If you’ve followed this blog for a while, it’s no secret I enjoy learning about legends and folklore. Not only that, I’ve always been fascinated by Native American culture.
Recently, I came across a review for Iron Lake by fellow author Judi Lynn. The book contained elements I enjoy – mystery and suspense, plus the author included several things about the Anishinaabe People who live primarily in the northern Midwestern United States and southern Canada.
Author William Kent Kruger first penned this novel in 1999. A twentieth-anniversary edition was released two years ago. After reading Judi’s review and the blurb, I decided to pick up a copy. (Thanks, Judi!)
Cork O’Connor, the former sheriff of Aurora, Minnesota, is having difficulty dealing with the marital meltdown that has separated him from his children. Part Irish, part Anishinaabe Indian, he is getting by on heavy doses of caffeine, nicotine, and guilt.
Once a cop on Chicago’s South Side, there’s not much that can shock him. But when the town’s judge is brutally murdered, and a young Eagle Scout is reported missing, Cork takes on this complicated and perplexing case of conspiracy, corruption, and a small-town secret that hits painfully close to home.
Iron Lake is the first in William Kent Krueger’s Cork O’Connor series. It was first written and published in the late 1990s, but the story is just as relevant today as it was then.
Cork O’Connor is a former sheriff of Aurora, Minnesota. He’s part Irish and part Anishinaabe and dedicated to seeing that justice is served. He lost his job in an election recount after an unfortunate event involving the shooting deaths of a local citizen and Sam Winter Moon, one of Cork’s father’s closest friends. Cork’s marriage is also on the rocks, but he hopes to salvage things for the sake of his children.
When a young Native American boy goes missing, and a prominent but disliked judge dies by apparent suicide, Cork gets involved. The trail leads to a number of Arora’s citizens, both white and Indian. He discovers corruption, lies, and greed.

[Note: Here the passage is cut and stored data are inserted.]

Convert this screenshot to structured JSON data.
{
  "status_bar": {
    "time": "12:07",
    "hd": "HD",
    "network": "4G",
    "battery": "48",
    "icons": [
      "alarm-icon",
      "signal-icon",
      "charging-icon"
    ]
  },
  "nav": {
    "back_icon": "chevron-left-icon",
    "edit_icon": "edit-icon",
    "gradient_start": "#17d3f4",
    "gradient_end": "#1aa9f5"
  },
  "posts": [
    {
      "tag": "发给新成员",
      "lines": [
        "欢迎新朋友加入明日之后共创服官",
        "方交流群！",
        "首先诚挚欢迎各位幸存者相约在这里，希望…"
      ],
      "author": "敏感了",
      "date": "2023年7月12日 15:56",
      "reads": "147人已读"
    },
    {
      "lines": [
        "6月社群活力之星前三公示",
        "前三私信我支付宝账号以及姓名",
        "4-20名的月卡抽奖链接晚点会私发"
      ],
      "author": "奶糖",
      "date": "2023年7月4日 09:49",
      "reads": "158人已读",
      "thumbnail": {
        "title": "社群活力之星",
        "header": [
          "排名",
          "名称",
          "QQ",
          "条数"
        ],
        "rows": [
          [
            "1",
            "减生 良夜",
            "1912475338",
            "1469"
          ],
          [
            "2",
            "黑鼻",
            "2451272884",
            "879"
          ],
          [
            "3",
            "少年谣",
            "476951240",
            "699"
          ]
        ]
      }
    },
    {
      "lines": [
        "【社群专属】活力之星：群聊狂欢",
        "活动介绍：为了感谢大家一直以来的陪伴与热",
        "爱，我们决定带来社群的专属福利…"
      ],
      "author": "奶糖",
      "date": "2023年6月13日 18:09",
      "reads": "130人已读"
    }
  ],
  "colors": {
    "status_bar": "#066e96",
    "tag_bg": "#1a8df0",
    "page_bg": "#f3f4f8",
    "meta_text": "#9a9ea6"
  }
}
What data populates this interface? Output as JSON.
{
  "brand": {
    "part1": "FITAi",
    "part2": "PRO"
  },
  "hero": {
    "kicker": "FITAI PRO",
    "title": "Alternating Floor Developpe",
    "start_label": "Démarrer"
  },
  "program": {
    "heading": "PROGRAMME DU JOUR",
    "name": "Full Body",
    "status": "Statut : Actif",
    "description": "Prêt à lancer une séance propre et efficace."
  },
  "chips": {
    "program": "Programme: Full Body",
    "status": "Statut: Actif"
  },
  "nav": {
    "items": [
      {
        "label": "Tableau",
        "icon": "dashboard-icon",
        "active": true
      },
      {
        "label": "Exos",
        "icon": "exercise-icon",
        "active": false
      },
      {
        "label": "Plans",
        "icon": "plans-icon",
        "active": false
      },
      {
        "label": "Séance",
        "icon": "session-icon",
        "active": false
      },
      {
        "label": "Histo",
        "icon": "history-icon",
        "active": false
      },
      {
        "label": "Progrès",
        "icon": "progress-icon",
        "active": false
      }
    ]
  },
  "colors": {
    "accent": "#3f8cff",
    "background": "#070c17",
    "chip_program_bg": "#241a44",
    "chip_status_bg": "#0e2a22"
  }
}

There is a vast cast of characters, but not so many as to be confusing. The description of the Minnesota winter and landscape puts the reader in the heart of the setting. I also enjoyed learning bits of Native American folklore—something that is of interest to me. The plot was well-written and had plenty of breadcrumbs to keep me guessing. This was my first time reading this author, but it certainly won’t be my last.